The Air Power Museum Acquires Rare Super Chipmunk

Airplane Was At One Time Owned By Harold Krier

The Air Power Museum Inc (APM) proudly announces the addition of a rare and historic DeHavilland Super Chipmunk, once owned by airshow great, Harold Krier, to its collection. Since 1946 several nations have used Chipmunks for training military pilots, but this two-seat aerobatic trainer, N6311V, was designed to be the first monoplane to represent the USA in world aerobatic competition.

Krier had served as a flight engineer on bombers during WWII and afterwards he learned to fly and fell in love with aerobatics. By the mid-1950s Harold was performing in a clipped-wing Cub and later in a modified Great Lakes biplane plus a biplane of his own design, the Krier Kraft. Think of it as a cross between the Great Lakes and a Bucker Jungmeister. With an introduction from his friend and fellow airshow pilot, Frank Price, Harold Krier toured the country in Bill Sweet’s National Airshow, where he remained until his death in a test flight accident in 1971.

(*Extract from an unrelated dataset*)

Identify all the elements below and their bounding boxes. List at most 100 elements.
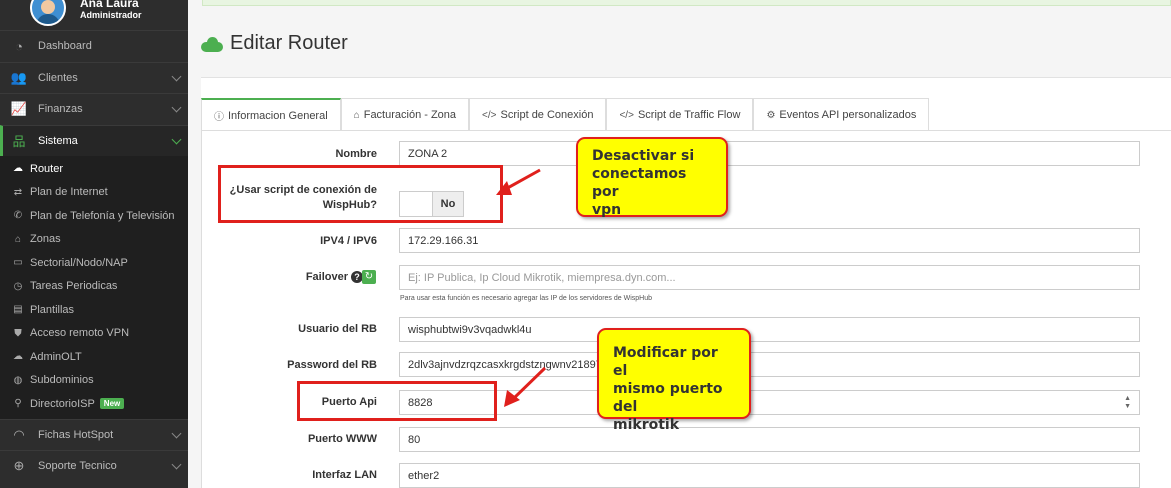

The post-war period brought rapid innovation in all aspects of aviation, including aerobatic competition, thanks in part to Antique Airplane Association (AAA) & APM founder, Robert Taylor. Harold Krier claimed top prizes in the AAA Aerobatic Championships in 1958 through 1960, with the trophy retired in his name in 1966, the same year the Chipmunk appeared with the US team in international competition in Moscow.  

Harold realized that to compete internationally, he needed a slick monoplane.  Enter the Chipmunk…with serious modifications.

Harold clipped and metalized the Chipmunk’s wings, lengthened the ailerons, redesigned the tail, beefed up the airframe and hung a 200-hp Ranger engine on the nose. Thus, the first aerobatic monoplane to represent the USA in international competition was born, and the innovations in Krier’s Super Chipmunk set the standard for most future competition monoplanes. Considering the huge amount of engineering that went into creating the Super Chipmunk, it’s a credit to Krier’s love of aerobatics that he gave away all the modification data to anyone who wanted to copy it. Art Scholl and Skip Volk gladly took up his offer and kept the Super Chipmunk in the game long after Harold’s death at age 49.

Given this airplane’s history, it’s easy to see why APM is so pleased to receive the gift of Harold Krier’s Super Chipmunk from Todd and Jo Peterson (well known aerobatic & airshow pilots in their own right) of El Dorado, KS. The Chipmunk and related artifacts/memorabilia will eventually be displayed, along with Frank Price’s Great Lakes biplane (The first US entrant in the modern world aerobatic contest 1960), which was donated to the APM in 1984 by then Christiansen Industries Pitts test pilot Mel Baron, and is currently on display in the main museum hangar.

These two aircraft along with the APM’s collection of Duane Cole’s personal memorabilia, will form the centerpiece of the future Earl Adkisson hangar at the APM.

A major fundraising effort to both restore the Great Lakes to flying condition, plus build the foundation for and reassemble the Adkisson hangar will be announced in the next couple of weeks.

We feel honored the Peterson’s have chosen the APM to display this historic aircraft, as well as continue to keep Harold Krier’s legacy to the aerobatic/airshow industry alive for future generations.